While in Australia, both Newcomb and Hodge were active in educational, feminist and suffragist activities. Both read papers at the Australasian Association for the Advancement of Science. Newcomb delivered addresses at the Sydney Ladies' Sanitary Association and the National Council of Women. In 1903, Newcomb became the inaugural vice-president of the Society for Child Study.

Following some years of ill health for Hodge, both women returned to England in October 1908, and settled together in Maida Vale. Here, they acted as 'unofficial representatives' for the suffrage movement in Australia, organising an Australian contingent for the 1910 suffrage procession, as well as giving illustrated lectures to prospective emigrants to Australia. In 1911, Newcomb became honorary secretary of the newly formed Australian and New Zealand Women Voters' Association.

During an extended visit to Australia in 1912–13, Newcomb and Hodge were instrumental in establishing an 'Imperial woman suffrage union,' the forerunner of the British Dominions Women's Suffrage Union.

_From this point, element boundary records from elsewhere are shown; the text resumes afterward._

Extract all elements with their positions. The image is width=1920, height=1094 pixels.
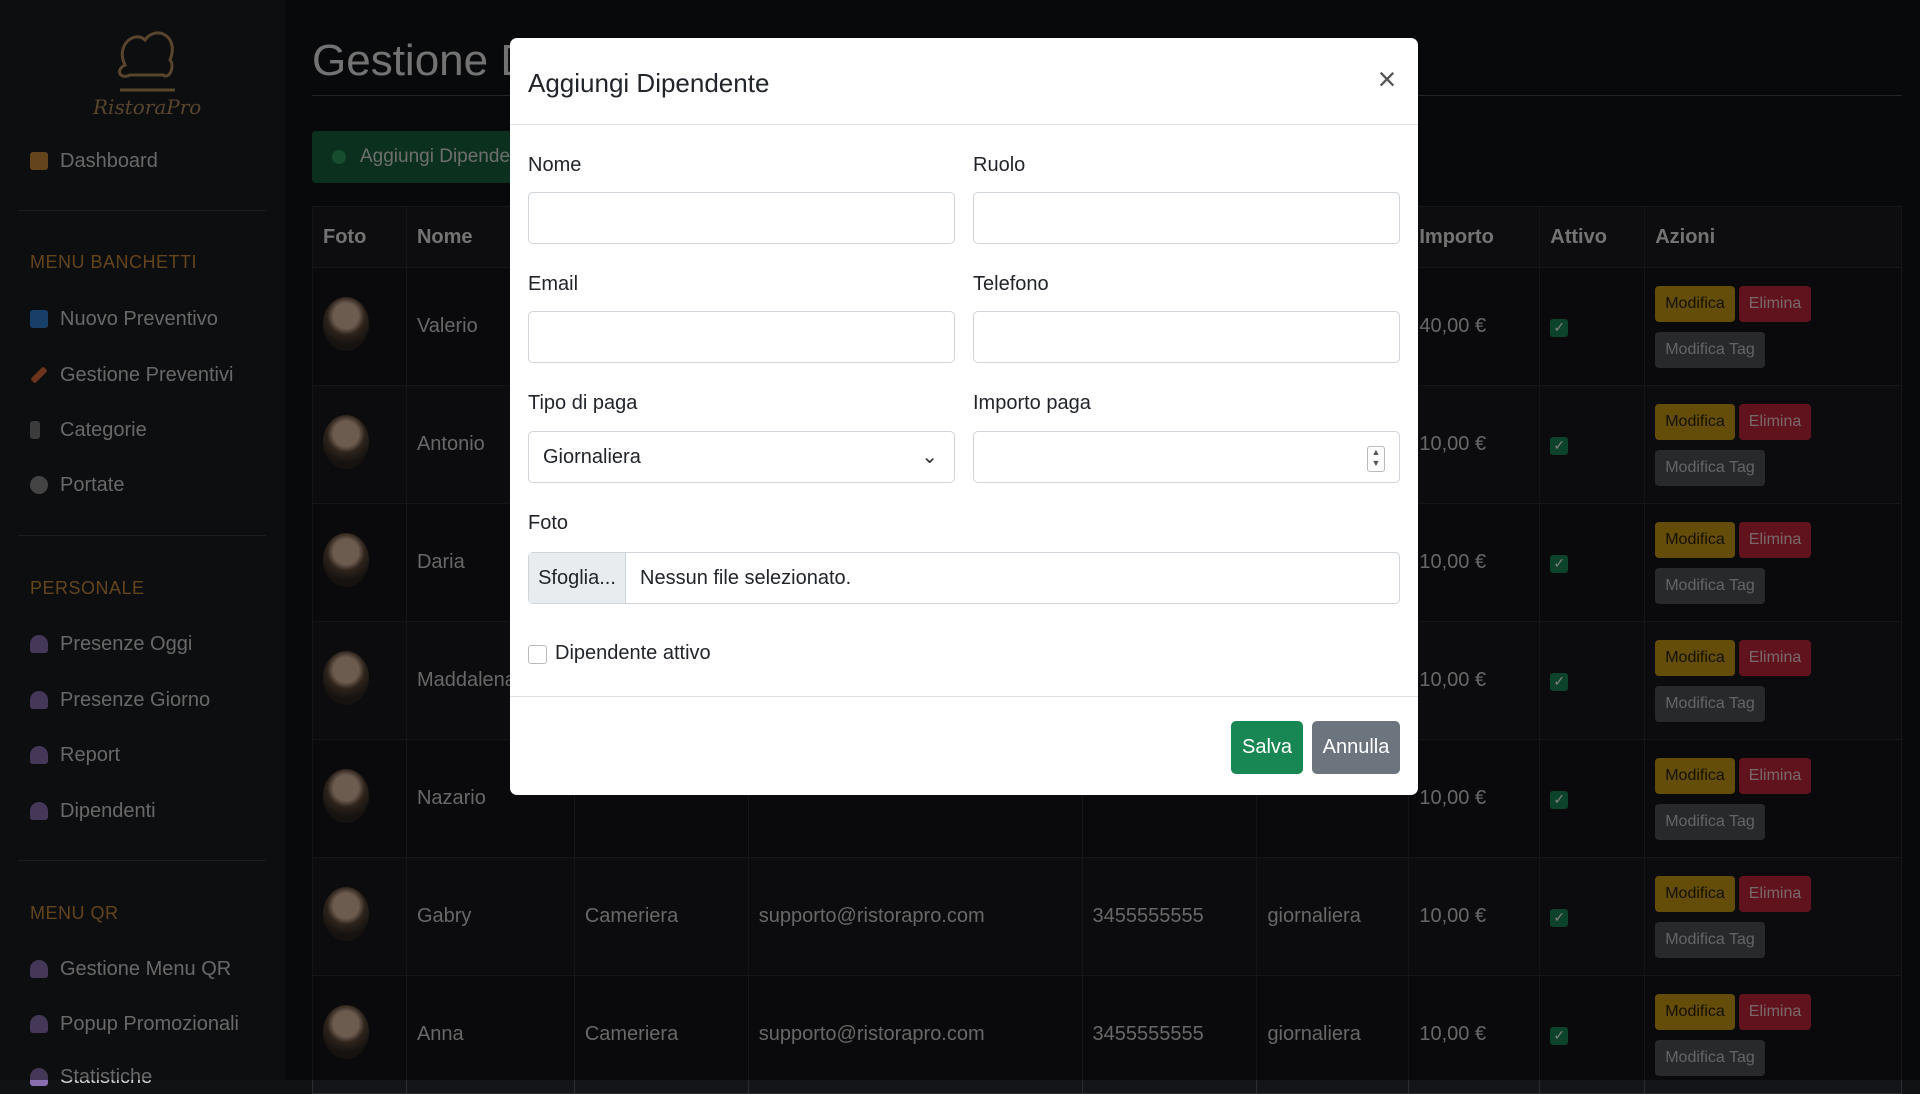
file-status: Nessun file selezionato.: [640, 566, 852, 589]
nome-label: Nome: [528, 154, 582, 176]
importo-paga-label: Importo paga: [973, 392, 1091, 414]
ruolo-label: Ruolo: [973, 154, 1026, 176]
email-field[interactable]: [528, 311, 955, 363]
modal-footer-divider: [510, 696, 1418, 697]
save-button[interactable]: Salva: [1231, 721, 1303, 774]
telefono-input[interactable]: [973, 311, 1400, 363]
cancel-button[interactable]: Annulla: [1312, 721, 1400, 774]
telefono-label: Telefono: [973, 273, 1049, 295]
importo-paga-input[interactable]: ▲ ▼: [973, 431, 1400, 483]
modal-title: Aggiungi Dipendente: [528, 68, 770, 98]
modal-header: Aggiungi Dipendente ×: [510, 38, 1418, 125]
tipo-paga-label: Tipo di paga: [528, 392, 638, 414]
tipo-paga-value: Giornaliera: [543, 445, 641, 468]
foto-file-input[interactable]: Sfoglia... Nessun file selezionato.: [528, 552, 1400, 604]
active-employee-label[interactable]: Dipendente attivo: [555, 642, 711, 665]
add-employee-modal: Aggiungi Dipendente × Nome Ruolo Email T…: [510, 38, 1418, 795]
email-label: Email: [528, 273, 579, 295]
chevron-down-icon: ⌄: [921, 446, 938, 468]
browse-button[interactable]: Sfoglia...: [529, 553, 626, 603]
nome-input[interactable]: [528, 192, 955, 244]
active-employee-checkbox[interactable]: [528, 645, 547, 664]
close-icon[interactable]: ×: [1372, 63, 1402, 95]
ruolo-input[interactable]: [973, 192, 1400, 244]
number-spinner-icon[interactable]: ▲ ▼: [1367, 446, 1385, 472]
foto-label: Foto: [528, 512, 569, 534]
tipo-paga-select[interactable]: Giornaliera ⌄: [528, 431, 955, 483]
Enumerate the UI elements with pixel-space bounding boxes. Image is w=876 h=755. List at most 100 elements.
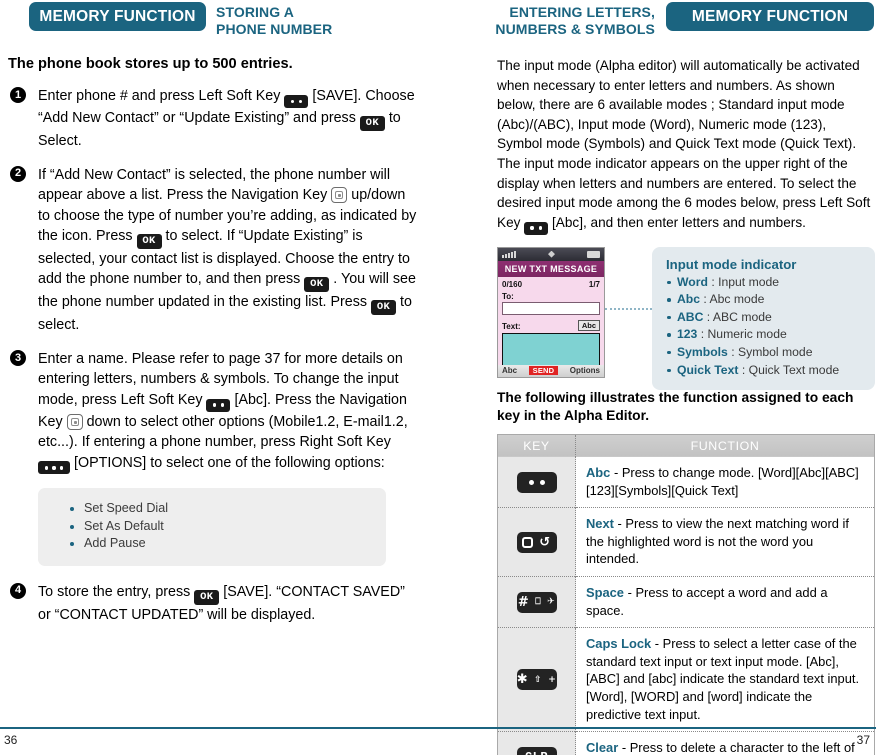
table-cell-function: Caps Lock - Press to select a letter cas… [575,627,875,732]
right-intro-paragraph: The input mode (Alpha editor) will autom… [497,56,875,235]
network-diamond-icon [548,250,555,258]
header-pill-left-label: MEMORY FUNCTION [39,7,196,25]
indicator-mode: Abc [677,292,701,307]
step-4-number: 4 [10,582,26,599]
indicator-desc: : Numeric mode [700,327,787,342]
table-row: Abc - Press to change mode. [Word][Abc][… [497,457,875,508]
table-header: KEY FUNCTION [497,434,875,458]
indicator-desc: : Symbol mode [731,344,813,359]
indicator-desc: : Quick Text mode [741,362,840,377]
table-function-name: Abc [586,465,611,481]
step-4-text: To store the entry, press OK [SAVE]. “CO… [38,582,418,625]
table-header-row: KEY FUNCTION [497,434,875,458]
left-soft-key-icon [206,398,231,412]
indicator-desc: : ABC mode [706,309,772,324]
table-cell-key: # ⎕ ✈ [497,576,576,628]
header-subtitle-right: ENTERING LETTERS, NUMBERS & SYMBOLS [463,4,655,37]
phone-to-input[interactable] [502,302,600,316]
table-function-desc: - Press to delete a character to the lef… [621,740,855,755]
phone-counters: 0/160 1/7 [502,280,600,289]
indicator-list: Word : Input mode Abc : Abc mode ABC : A… [666,274,863,380]
footer-rule [0,727,876,729]
phone-to-label: To: [502,292,514,302]
header-subtitle-left: STORING A PHONE NUMBER [216,4,332,37]
left-soft-key-icon [284,94,309,108]
indicator-title: Input mode indicator [666,256,797,272]
ok-key-icon: OK [359,115,385,131]
step-3-part3: down to select other options (Mobile1.2,… [38,413,408,451]
indicator-desc: : Abc mode [703,292,765,307]
ok-key-icon: OK [136,233,162,249]
table-row: CLR Clear - Press to delete a character … [497,731,875,755]
phone-status-bar [498,247,604,261]
options-box: Set Speed Dial Set As Default Add Pause [38,488,386,566]
phone-softkey-send[interactable]: SEND [528,366,559,376]
indicator-mode: Quick Text [677,362,739,377]
step-2-text: If “Add New Contact” is selected, the ph… [38,165,418,335]
hash-space-key-icon: # ⎕ ✈ [516,591,557,613]
left-column: The phone book stores up to 500 entries.… [8,56,418,639]
manual-page: MEMORY FUNCTION STORING A PHONE NUMBER E… [0,0,876,755]
key-function-table: KEY FUNCTION Abc - Press to change mode.… [497,433,875,755]
step-1-part1: Enter phone # and press Left Soft Key [38,88,281,104]
step-3: 3 Enter a name. Please refer to page 37 … [8,349,418,475]
table-row: ↺ Next - Press to view the next matching… [497,507,875,577]
table-header-key: KEY [497,434,576,458]
indicator-list-item: Word : Input mode [666,274,863,292]
step-2-number: 2 [10,165,26,182]
star-shift-key-icon: ✱ ⇧ + [516,669,557,691]
table-cell-key: ✱ ⇧ + [497,627,576,732]
table-cell-function: Abc - Press to change mode. [Word][Abc][… [576,457,875,508]
header-subtitle-right-line1: ENTERING LETTERS, [509,4,655,20]
table-lead-text: The following illustrates the function a… [497,389,854,423]
phone-text-row: Text: Abc [502,319,600,331]
indicator-mode: ABC [677,309,704,324]
signal-bars-icon [502,250,516,258]
header-pill-right: MEMORY FUNCTION [666,2,874,31]
step-4-part1: To store the entry, press [38,583,191,600]
step-1-number: 1 [10,87,26,103]
table-function-name: Next [586,516,614,532]
navigation-key-icon [331,187,348,204]
header-pill-right-label: MEMORY FUNCTION [691,7,849,25]
step-3-text: Enter a name. Please refer to page 37 fo… [38,349,418,475]
indicator-mode: 123 [677,327,698,342]
table-function-desc: - Press to view the next matching word i… [586,516,849,567]
table-cell-key [497,457,576,508]
indicator-mode: Symbols [677,344,728,359]
next-key-icon: ↺ [516,531,557,553]
navigation-key-icon [66,413,83,430]
ok-key-icon: OK [371,299,397,315]
step-1: 1 Enter phone # and press Left Soft Key … [8,86,418,151]
phone-mode-badge: Abc [577,319,600,331]
battery-icon [587,250,600,258]
step-4: 4 To store the entry, press OK [SAVE]. “… [8,582,418,625]
table-function-name: Clear [586,740,619,755]
figure-row: NEW TXT MESSAGE 0/160 1/7 To: Text: Abc … [497,246,875,391]
page-number-right: 37 [856,733,870,747]
left-lead-text: The phone book stores up to 500 entries. [8,56,293,72]
indicator-list-item: 123 : Numeric mode [666,326,863,344]
table-function-name: Caps Lock [586,636,652,652]
phone-page-count: 1/7 [588,280,600,290]
right-intro-part2: [Abc], and then enter letters and number… [552,214,806,230]
phone-softkey-bar: Abc SEND Options [498,365,604,377]
table-body: Abc - Press to change mode. [Word][Abc][… [497,457,875,755]
step-3-number: 3 [10,350,26,367]
table-cell-function: Space - Press to accept a word and add a… [575,576,875,628]
indicator-mode: Word [677,274,708,289]
header-subtitle-left-line1: STORING A [216,4,294,20]
indicator-list-item: Symbols : Symbol mode [666,344,863,362]
phone-screen-body: 0/160 1/7 To: Text: Abc Abc SEND Options [498,277,604,377]
phone-softkey-right[interactable]: Options [570,366,600,375]
ok-key-icon: OK [304,276,330,292]
phone-softkey-left[interactable]: Abc [502,366,517,375]
step-1-text: Enter phone # and press Left Soft Key [S… [38,86,418,151]
soft-key-two-dot-icon [516,471,557,493]
header-pill-left: MEMORY FUNCTION [29,2,206,31]
phone-text-label: Text: [502,322,521,332]
options-list-item: Set Speed Dial [70,500,370,518]
right-intro-part1: The input mode (Alpha editor) will autom… [497,58,871,230]
options-list-item: Add Pause [70,535,370,553]
phone-char-count: 0/160 [502,280,523,290]
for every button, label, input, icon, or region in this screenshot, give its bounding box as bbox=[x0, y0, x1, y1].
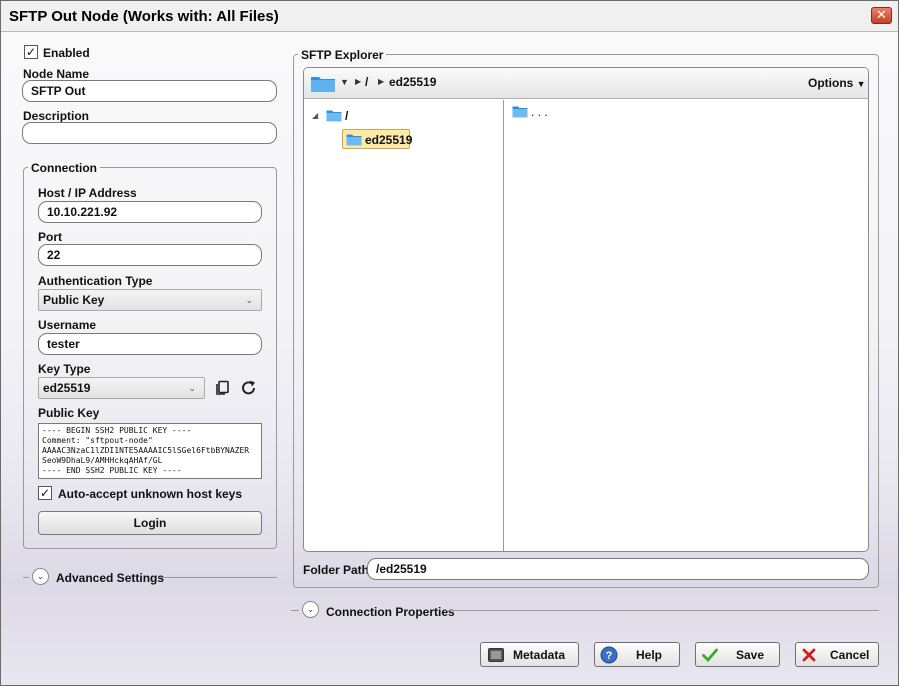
breadcrumb-arrow-icon: ▶ bbox=[355, 77, 362, 86]
auto-accept-label: Auto-accept unknown host keys bbox=[58, 487, 243, 501]
connection-group-label: Connection bbox=[28, 161, 100, 175]
port-input[interactable]: 22 bbox=[38, 244, 262, 266]
connection-properties-label: Connection Properties bbox=[326, 605, 455, 619]
chevron-down-icon: ▼ bbox=[856, 79, 866, 89]
help-button[interactable]: ? Help bbox=[594, 642, 680, 667]
divider bbox=[291, 610, 299, 611]
key-type-select[interactable]: ed25519 ⌄ bbox=[38, 377, 205, 399]
breadcrumb-root[interactable]: / bbox=[365, 75, 368, 89]
save-button[interactable]: Save bbox=[695, 642, 780, 667]
sftp-out-node-dialog: SFTP Out Node (Works with: All Files) ✕ … bbox=[0, 0, 899, 686]
options-menu[interactable]: Options ▼ bbox=[808, 76, 866, 90]
copy-icon[interactable] bbox=[214, 380, 230, 396]
sftp-explorer: ▼ ▶ / ▶ ed25519 Options ▼ ◢ / ed25519 . … bbox=[303, 67, 869, 552]
tree-item-ed25519[interactable]: ed25519 bbox=[342, 129, 413, 149]
breadcrumb-arrow-icon: ▶ bbox=[378, 77, 385, 86]
metadata-button[interactable]: Metadata bbox=[480, 642, 579, 667]
folder-path-label: Folder Path bbox=[303, 563, 370, 577]
enabled-checkbox[interactable]: ✓ bbox=[24, 45, 38, 59]
file-list: . . . bbox=[505, 100, 868, 551]
title-bar: SFTP Out Node (Works with: All Files) ✕ bbox=[1, 1, 898, 32]
divider bbox=[23, 577, 29, 578]
description-label: Description bbox=[23, 109, 90, 123]
enabled-label: Enabled bbox=[43, 46, 90, 60]
auth-type-select[interactable]: Public Key ⌄ bbox=[38, 289, 262, 311]
folder-icon bbox=[346, 134, 362, 146]
public-key-textarea[interactable]: ---- BEGIN SSH2 PUBLIC KEY ---- Comment:… bbox=[38, 423, 262, 479]
metadata-label: Metadata bbox=[513, 648, 566, 662]
folder-icon bbox=[326, 110, 342, 122]
node-name-input[interactable]: SFTP Out bbox=[22, 80, 277, 102]
key-type-label: Key Type bbox=[38, 362, 91, 376]
host-label: Host / IP Address bbox=[38, 186, 137, 200]
folder-icon bbox=[512, 106, 528, 118]
chevron-down-icon: ⌄ bbox=[36, 571, 45, 581]
tree-item-label: ed25519 bbox=[365, 133, 413, 147]
save-label: Save bbox=[736, 648, 765, 662]
options-label: Options bbox=[808, 76, 854, 90]
connection-properties-expander[interactable]: ⌄ bbox=[302, 601, 319, 618]
cancel-label: Cancel bbox=[830, 648, 870, 662]
chevron-down-icon: ⌄ bbox=[306, 604, 315, 614]
breadcrumb-current[interactable]: ed25519 bbox=[389, 75, 436, 89]
public-key-label: Public Key bbox=[38, 406, 100, 420]
sftp-explorer-group-label: SFTP Explorer bbox=[298, 48, 387, 62]
refresh-icon[interactable] bbox=[240, 379, 258, 397]
key-type-value: ed25519 bbox=[43, 381, 91, 395]
login-button[interactable]: Login bbox=[38, 511, 262, 535]
folder-path-input[interactable]: /ed25519 bbox=[367, 558, 869, 580]
username-input[interactable]: tester bbox=[38, 333, 262, 355]
auth-type-value: Public Key bbox=[43, 293, 105, 307]
chevron-down-icon: ⌄ bbox=[188, 383, 196, 393]
cancel-button[interactable]: Cancel bbox=[795, 642, 879, 667]
checkmark-icon bbox=[702, 648, 718, 662]
tree-expand-icon[interactable]: ◢ bbox=[312, 111, 318, 120]
divider bbox=[446, 610, 879, 611]
help-label: Help bbox=[636, 648, 663, 662]
divider bbox=[159, 577, 277, 578]
close-icon: ✕ bbox=[876, 7, 887, 22]
metadata-icon bbox=[488, 648, 504, 662]
advanced-settings-label: Advanced Settings bbox=[56, 571, 165, 585]
description-input[interactable] bbox=[22, 122, 277, 144]
chevron-down-icon: ⌄ bbox=[245, 295, 253, 305]
auth-type-label: Authentication Type bbox=[38, 274, 153, 288]
chevron-down-icon[interactable]: ▼ bbox=[340, 77, 349, 87]
auto-accept-checkbox[interactable]: ✓ bbox=[38, 486, 52, 500]
folder-tree: ◢ / ed25519 bbox=[304, 100, 504, 551]
explorer-toolbar: ▼ ▶ / ▶ ed25519 Options ▼ bbox=[304, 68, 868, 99]
window-title: SFTP Out Node (Works with: All Files) bbox=[9, 8, 279, 25]
port-label: Port bbox=[38, 230, 62, 244]
username-label: Username bbox=[38, 318, 97, 332]
file-list-item-parent[interactable]: . . . bbox=[531, 105, 548, 119]
tree-item-root[interactable]: / bbox=[345, 109, 348, 123]
close-button[interactable]: ✕ bbox=[871, 7, 892, 24]
help-icon: ? bbox=[600, 646, 618, 664]
host-input[interactable]: 10.10.221.92 bbox=[38, 201, 262, 223]
advanced-settings-expander[interactable]: ⌄ bbox=[32, 568, 49, 585]
folder-icon[interactable] bbox=[310, 74, 336, 93]
node-name-label: Node Name bbox=[23, 67, 90, 81]
x-icon bbox=[802, 648, 816, 662]
svg-text:?: ? bbox=[606, 650, 613, 662]
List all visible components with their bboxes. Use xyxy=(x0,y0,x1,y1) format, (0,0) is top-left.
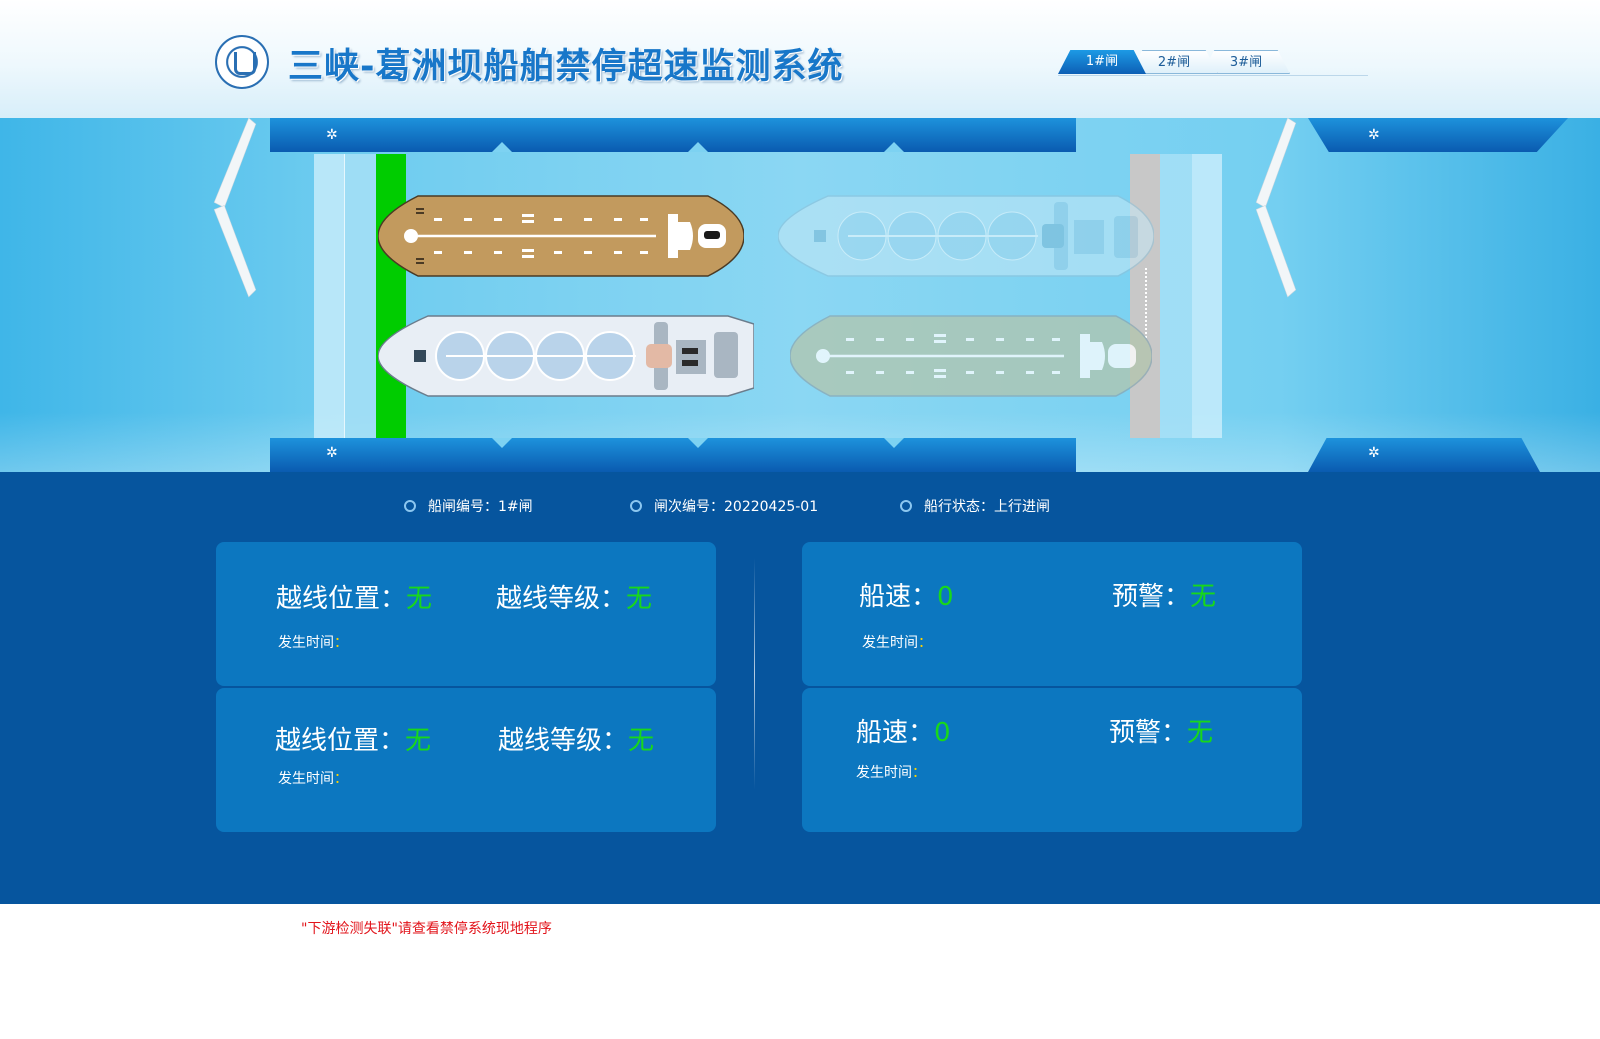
ship-speed: 船速：0 xyxy=(856,712,951,749)
occurrence-time: 发生时间： xyxy=(278,632,348,652)
ship-speed: 船速：0 xyxy=(859,576,954,613)
crossing-level: 越线等级：无 xyxy=(498,720,654,757)
bar-notch xyxy=(492,142,512,152)
gear-icon: ✲ xyxy=(326,127,338,143)
batch-no-value: 20220425-01 xyxy=(724,499,819,515)
cargo-ship-icon xyxy=(790,315,1152,397)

During World War I, Newcomb worked in London for the Scottish Women's Hospitals for Foreign Service. In 1919, she joined the executive committee of the Women's Freedom League, having acted for many years as its literature secretary. She remained on the committee until 1922.

From 1927, Newcomb and Hodge lived separately but remained in close and frequent contact. In later life, Newcomb was influenced by the ideas of Rudolf Steiner and Anthroposophy. She believed that 'interest in everything seems naturally to grow as one ascends the mountain of life.'

With the outbreak of the Second World War, Newcomb moved to Watford. She died there on 15 April 1942.

== Legacy ==
After her death, friends and former pupils established a memorial fund (later the Newcomb-Hodge Fellowship) 'to foster the study of the aims and principles of true education'.

In 1949, Rosine Guiterman published a book about Newcomb and Hodge subtitled 'a short account of two pioneers in education'.